薛雯狠狠敲了一下窗棱,把自己的手都拍红了。
李冉很心疼道,“这么点小事儿,用得着纠结成这样?”
“我来收拾他,保管不让他再碍你的眼。”
他阴险的笑笑。
“你别多管闲事,我不过是发发牢骚而已。”
薛雯又赏他一个白眼。
这熊孩子,就是唯恐天下不乱!
李冉嘴上说着,“行,我不管。

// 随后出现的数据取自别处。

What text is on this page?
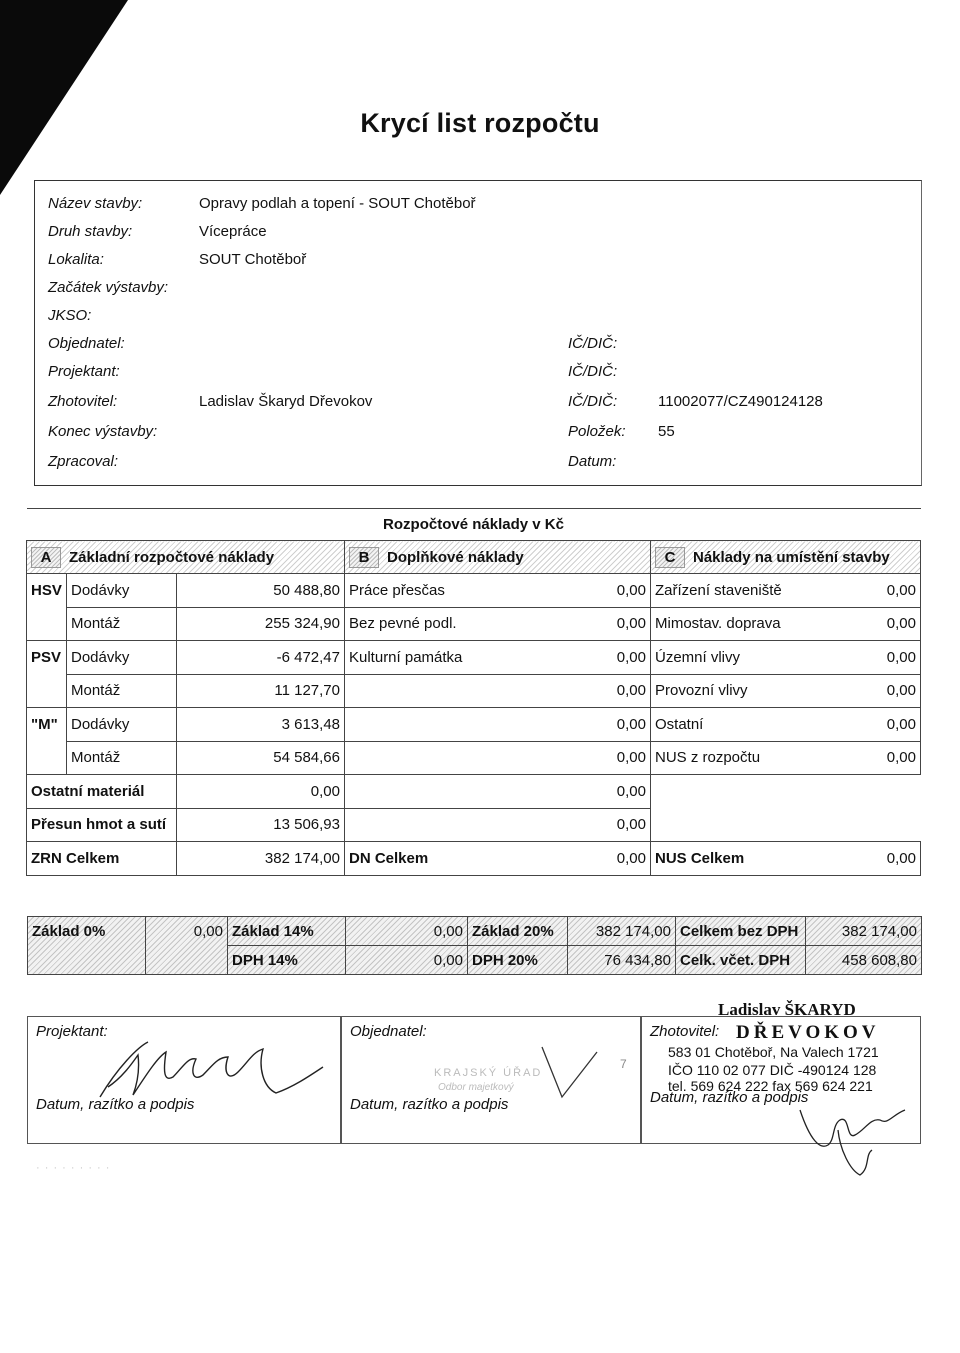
Krycí list rozpočtu
Název stavby:	Opravy podlah a topení - SOUT Chotěboř
Druh stavby:	Vícepráce
Lokalita:	SOUT Chotěboř
Začátek výstavby:
JKSO:
Objednatel:	IČ/DIČ:
Projektant:	IČ/DIČ:
Zhotovitel:	Ladislav Škaryd Dřevokov	IČ/DIČ:	11002077/CZ490124128
Konec výstavby:	Položek: 55
Zpracoval:	Datum:
Rozpočtové náklady v Kč						
A Základní rozpočtové náklady			B Doplňkové náklady		C Náklady na umístění stavby	
HSV	Dodávky	50 488,80	Práce přesčas	0,00	Zařízení staveniště	0,00
	Montáž	255 324,90	Bez pevné podl.	0,00	Mimostav. doprava	0,00
PSV	Dodávky	-6 472,47	Kulturní památka	0,00	Územní vlivy	0,00
	Montáž	11 127,70		0,00	Provozní vlivy	0,00
"M"	Dodávky	3 613,48		0,00	Ostatní	0,00
	Montáž	54 584,66		0,00	NUS z rozpočtu	0,00
Ostatní materiál		0,00		0,00		
Přesun hmot a sutí		13 506,93		0,00		
ZRN Celkem		382 174,00	DN Celkem	0,00	NUS Celkem	0,00
Základ 0%	0,00	Základ 14%	0,00	Základ 20%	382 174,00	Celkem bez DPH	382 174,00
		DPH 14%	0,00	DPH 20%	76 434,80	Celk. včet. DPH	458 608,80
Projektant:
Datum, razítko a podpis
Objednatel:
KRAJSKÝ ÚŘAD
Odbor majetkový
Datum, razítko a podpis
7
Zhotovitel:
Datum, razítko a podpis
Ladislav ŠKARYD
DŘEVOKOV
583 01 Chotěboř, Na Valech 1721
IČO 110 02 077 DIČ -490124 128
tel. 569 624 222 fax 569 624 221
· · · · · · · · ·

”
转头就去找翰林院的同僚一起喝酒。
他那是能吃亏的主吗?
绝对不能让媳妇受委屈啊。
蒋琦也是翰林院的一名小孔目。
他四十出头,在翰林院待了好些年头,为人迂腐,不善钻营,别人都找门路高升了,他还在库房做整理书稿这些杂活儿。
李冉跟他搭班占了他不少便宜,这顿酒,蒋琦也吃得心安理得。
“本来我今天也打算请瞿翰林的,可惜他家里出了点事儿,有些遗憾啊!”
他给蒋琦斟了满满一杯,“这杯,我敬你!”
“不敢当,不敢当!”
蒋琦还有些拘谨,毕竟李冉在京城是赫赫有名的人物,能跟他一起喝酒,太有面子了。
他听到李冉说起瞿翰林,便嘲讽道,“他倒是好命,一考中就没了原配,听说才纳了个大户人家的丫头为妾,这才几日,人又没了,夫妻缘薄啊!”
这人嘴巴刻薄,就差没说瞿大郎是个天煞孤星,克妻!
李冉呵呵笑着,“不说这些,咱们喝酒!”
几杯酒下肚,蒋琦脸也红了,胆也大了,气不忿也多了。
“你就是太实诚,那些人拜高踩低的故意指使你,亏你也能忍了。”
蒋琦拍着桌子说,“我若是有个做过相爷的爷爷,我才不搭理他们,哪一个不是相爷的徒子徒孙来着,人走茶凉,连本分都不顾忌了,真让人寒心。”